Направо и налево, сколько хватает взгляда – стада овец и коров, черты лица аграрной державы. Не могу вообразить конечного пункта нашего пути. Что это будет? Дом? Квартира? Пещера в горе? Пустят ли меня в дом или выгонят ночевать на коврике за дверью как «неверную»? Нравы местных жителей мне более менее ясны, фотографии мамы в платке и не очень приветливого папы отпечатались в моем мозгу, так же, как и последняя реплика Рамазана «ты едешь в Мараш? с ума сошла, там русским отрезают головы!» Я, конечно, посмеялась шутке, и почти забыла ее, зато не забыла полного недоумения на лице Рамазана. Начинаю ерзать на сиденье, Маугли молча берет мою руку в свою и держит, не глядя на меня. Да наплевать, отрежут так отрежут, значит, поделом мне.

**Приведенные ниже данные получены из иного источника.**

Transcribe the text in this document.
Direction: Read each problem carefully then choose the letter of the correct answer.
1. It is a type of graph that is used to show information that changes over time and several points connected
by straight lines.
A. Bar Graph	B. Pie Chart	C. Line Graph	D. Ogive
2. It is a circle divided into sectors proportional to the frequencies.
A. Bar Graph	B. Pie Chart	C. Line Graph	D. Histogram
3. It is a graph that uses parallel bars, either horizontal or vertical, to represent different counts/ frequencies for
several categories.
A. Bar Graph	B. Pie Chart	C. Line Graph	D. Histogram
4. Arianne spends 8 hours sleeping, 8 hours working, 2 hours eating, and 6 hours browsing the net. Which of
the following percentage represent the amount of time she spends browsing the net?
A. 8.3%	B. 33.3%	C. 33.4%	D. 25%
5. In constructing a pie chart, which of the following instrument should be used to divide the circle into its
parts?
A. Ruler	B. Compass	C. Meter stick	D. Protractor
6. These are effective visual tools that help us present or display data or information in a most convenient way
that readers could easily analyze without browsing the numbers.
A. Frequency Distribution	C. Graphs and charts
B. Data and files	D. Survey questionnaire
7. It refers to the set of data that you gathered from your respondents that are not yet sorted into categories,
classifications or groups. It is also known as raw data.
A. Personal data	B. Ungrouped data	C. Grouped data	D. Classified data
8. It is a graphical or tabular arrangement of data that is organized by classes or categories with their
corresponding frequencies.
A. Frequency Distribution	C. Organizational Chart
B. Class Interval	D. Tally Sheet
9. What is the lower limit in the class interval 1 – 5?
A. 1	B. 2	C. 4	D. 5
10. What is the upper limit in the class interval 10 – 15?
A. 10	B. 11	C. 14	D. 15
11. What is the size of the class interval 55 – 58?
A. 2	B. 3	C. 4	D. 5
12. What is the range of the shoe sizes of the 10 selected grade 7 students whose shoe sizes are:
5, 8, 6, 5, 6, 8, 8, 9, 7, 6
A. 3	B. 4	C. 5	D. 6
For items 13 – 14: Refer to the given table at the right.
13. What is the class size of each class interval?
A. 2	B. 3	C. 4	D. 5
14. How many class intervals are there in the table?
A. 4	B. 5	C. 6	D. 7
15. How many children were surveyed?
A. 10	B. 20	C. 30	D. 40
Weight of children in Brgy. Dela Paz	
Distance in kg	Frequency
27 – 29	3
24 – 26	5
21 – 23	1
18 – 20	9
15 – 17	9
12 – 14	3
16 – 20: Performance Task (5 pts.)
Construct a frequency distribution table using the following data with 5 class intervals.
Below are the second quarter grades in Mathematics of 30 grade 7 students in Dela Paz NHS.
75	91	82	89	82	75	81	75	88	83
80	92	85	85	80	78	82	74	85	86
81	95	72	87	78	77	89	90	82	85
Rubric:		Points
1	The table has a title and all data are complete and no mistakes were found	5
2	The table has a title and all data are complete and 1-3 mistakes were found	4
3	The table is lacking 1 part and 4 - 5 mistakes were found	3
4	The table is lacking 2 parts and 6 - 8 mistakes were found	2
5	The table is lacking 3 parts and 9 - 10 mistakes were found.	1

Он ввел меня в дом пира, и знамя его надо мною – любовь.

Слова

Не успевает пройти и получаса, как я оказываюсь втянутой во все семейные неурядицы. Выясняется, что папа, бывший на работах почему-то в Израиле, завел себе там любовницу, которая не переставая звонит. Мама еле сдерживает бешенство, мне тоже дают пообщаться с девушкой из Израиля, так как я знаю английский и, может быть, пойму,что она в конце концов хочет. Мне, правда, показалось, что она намекала на какие-то деньги, выданные папе в долг. Кажется, она выкупила папу из тюрьмы, или что-то в этом роде. Объяснить этого ни Маугли, ни его маме я не могу, потому что на этот момент моей турецкой жизни по-турецки я умею только здороваться и считать до десяти.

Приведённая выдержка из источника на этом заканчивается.